The Expanded Rayleigh model presented here does not require measurement of δ¹⁵N^s0. This is advantageous for N₂O synthesis reactions where NO is the substrate because directly measuring an accurate δ¹⁵N value for NO is quite challenging due to the reactivity of NO, the lack of isotopic standards for NO, and the fact that ¹⁴N¹⁶O has the same molecular weight as ¹⁵N¹⁵N. However, δ¹⁵N^s0 can be directly measured when NH₂OH is used as the substrate for N₂O production. Determining δ¹⁵N^s0 experimentally may be useful in validating application of the standard Rayleigh model, as the intercept of the standard Rayleigh model is expected to be equal to δ¹⁵N^s0. For example, we determined that the intercept of the standard Rayleigh plot for N₂O produced by NH₂OH oxidation by M. trichosporium is 0.5 ± 0.3 ‰, which is similar to the measured δ¹⁵N^s0 value of −2.3 ‰ (Sutka et al., 2006), confirming that the standard Rayleigh model is applicable for this dataset. Thus, when feasible, measuring δ¹⁵N^s0 would complement the expanded Rayleigh approach.
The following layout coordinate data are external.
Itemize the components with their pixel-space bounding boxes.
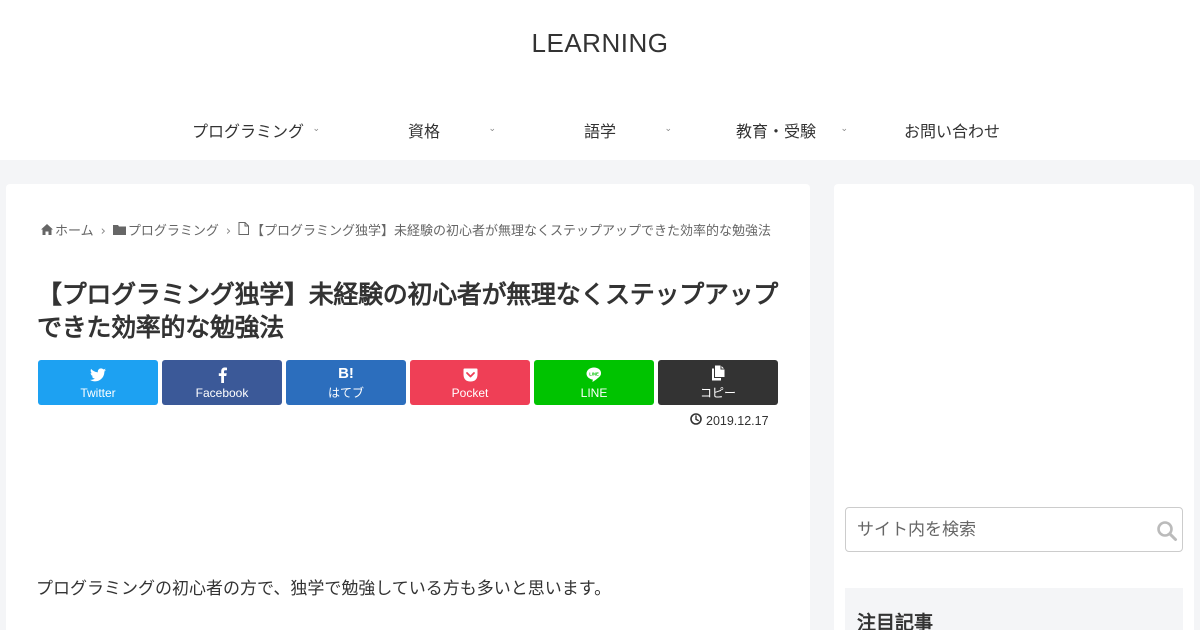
file-icon: [238, 220, 250, 243]
svg-text:LINE: LINE: [589, 372, 599, 377]
twitter-share-button[interactable]: Twitter: [38, 360, 158, 405]
breadcrumb-separator: ›: [225, 224, 232, 239]
nav-item-qualification[interactable]: 資格 ⌄: [336, 110, 512, 150]
article-intro: プログラミングの初心者の方で、独学で勉強している方も多いと思います。: [36, 579, 612, 599]
nav-item-programming[interactable]: プログラミング ⌄: [160, 110, 336, 150]
article-title: 【プログラミング独学】未経験の初心者が無理なくステップアップできた効率的な勉強法: [37, 280, 779, 342]
hatena-share-button[interactable]: B! はてブ: [286, 360, 406, 405]
copy-label: コピー: [699, 386, 736, 400]
nav-item-label: 語学: [583, 122, 616, 141]
sidebar: 注目記事: [834, 184, 1194, 630]
site-title[interactable]: LEARNING: [0, 28, 1200, 59]
pocket-share-label: Pocket: [451, 385, 489, 400]
folder-icon: [112, 220, 126, 243]
nav-item-label: 教育・受験: [735, 122, 816, 141]
nav-item-education[interactable]: 教育・受験 ⌄: [688, 110, 864, 150]
twitter-share-label: Twitter: [80, 385, 116, 400]
hatena-bookmark-icon: B!: [338, 364, 354, 382]
twitter-icon: [90, 366, 106, 384]
chevron-down-icon: ⌄: [488, 124, 496, 134]
widget-title: 注目記事: [857, 612, 934, 630]
search-icon[interactable]: [1156, 520, 1178, 546]
line-icon: LINE: [586, 366, 602, 384]
main-content: ホーム › プログラミング › 【プログラミング独学】未経験の初心者が無理なくステッ…: [6, 184, 810, 630]
pocket-icon: [463, 366, 478, 384]
copy-button[interactable]: コピー: [658, 360, 778, 405]
nav-item-language[interactable]: 語学 ⌄: [512, 110, 688, 150]
breadcrumb-current: 【プログラミング独学】未経験の初心者が無理なくステップアップできた効率的な勉強法: [251, 224, 772, 239]
nav-item-label: プログラミング: [191, 122, 304, 141]
clock-icon: [690, 413, 702, 428]
facebook-share-label: Facebook: [195, 385, 249, 400]
site-header: LEARNING プログラミング ⌄ 資格 ⌄ 語学 ⌄ 教育・受験 ⌄ お問い…: [0, 0, 1200, 160]
hatena-share-label: はてブ: [327, 386, 364, 400]
facebook-share-button[interactable]: Facebook: [162, 360, 282, 405]
breadcrumb: ホーム › プログラミング › 【プログラミング独学】未経験の初心者が無理なくステッ…: [41, 220, 776, 243]
post-date: 2019.12.17: [690, 413, 769, 428]
line-share-button[interactable]: LINE LINE: [534, 360, 654, 405]
home-icon: [41, 220, 53, 243]
nav-item-label: 資格: [407, 122, 440, 141]
breadcrumb-home[interactable]: ホーム: [55, 224, 94, 239]
search-input[interactable]: [846, 508, 1136, 551]
nav-item-contact[interactable]: お問い合わせ: [864, 110, 1040, 150]
chevron-down-icon: ⌄: [312, 124, 320, 134]
popular-posts-widget: 注目記事: [845, 588, 1183, 630]
breadcrumb-category[interactable]: プログラミング: [128, 224, 219, 239]
search-box: [845, 507, 1183, 552]
copy-icon: [711, 364, 725, 382]
global-nav: プログラミング ⌄ 資格 ⌄ 語学 ⌄ 教育・受験 ⌄ お問い合わせ: [160, 110, 1040, 150]
breadcrumb-separator: ›: [100, 224, 106, 239]
chevron-down-icon: ⌄: [840, 124, 848, 134]
post-date-text: 2019.12.17: [706, 413, 769, 428]
facebook-icon: [218, 366, 227, 384]
nav-item-label: お問い合わせ: [903, 122, 1000, 141]
share-buttons: Twitter Facebook B! はてブ Pocket LINE LINE: [38, 360, 778, 405]
chevron-down-icon: ⌄: [664, 124, 672, 134]
pocket-share-button[interactable]: Pocket: [410, 360, 530, 405]
line-share-label: LINE: [580, 385, 608, 400]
The nonlinear portion of the Expanded Rayleigh model (used to determine ρ) can be written in two forms, nonlinear model 1 (Eq. 29) and nonlinear model 2 (Eq. 30). Both models are based on the assumption that δ¹⁵N^bulk is equal to the average of δ¹⁵N^α and δ¹⁵N^β (Eq. 15). Therefore, both models are expected to produce very similar results as long as that assumption holds. Indeed, as we have demonstrated here, both models yield nearly identical values of ρ, KIE ¹⁵N^α, and KIE ¹⁵N^β for simulated datasets (Figs. 6 and S5–8; Tables S9–13), and we have obtained similar results for the available experimental data on N₂O production from NH₂OH (Table 5). Thus, either version of the Expanded Rayleigh model may be used. If there is any doubt about which version to use, we recommend selecting the model that has a lower RMSE value (and thus fits the data better).

5 Conclusions

In this paper, we presented the Expanded Rayleigh model, a novel adaptation of the Rayleigh distillation equation that describes the position-specific isotopic enrichment that occurs at N^α and N^β during N₂O synthesis. Using simulated datasets representing multiple different combinations of KIEs, we demonstrated that the Expanded Rayleigh model accurately recapitulates KIE ¹⁵N^α and KIE ¹⁵N^β for a wide variety of scenarios. Our simulations also demonstrate that this new model is robust even when applied to skewed data and/or data with a high level of error. Additionally, we have shown the Expanded Rayleigh model fits the experimentally measured isotopic data for N₂O production from NH₂OH quite well (Sutka et al., 2006) and provides significantly improved estimates for the position-specific KIEs for P450 NOR-catalyzed N₂O synthesis. Thus, the Expanded Rayleigh model provides a reliable method for quantifying isotopic fractionation at N^α and N^β, and it promises to be a valuable tool for experimentally probing the catalytic mechanisms of N₂O-synthesizing enzymes. Finally, we note that the Expanded Rayleigh model will also likely be appropriate for the analysis of other reactions where two atoms from the same substrate pool are incorporated into distinct, non-exchangeable positions in the product.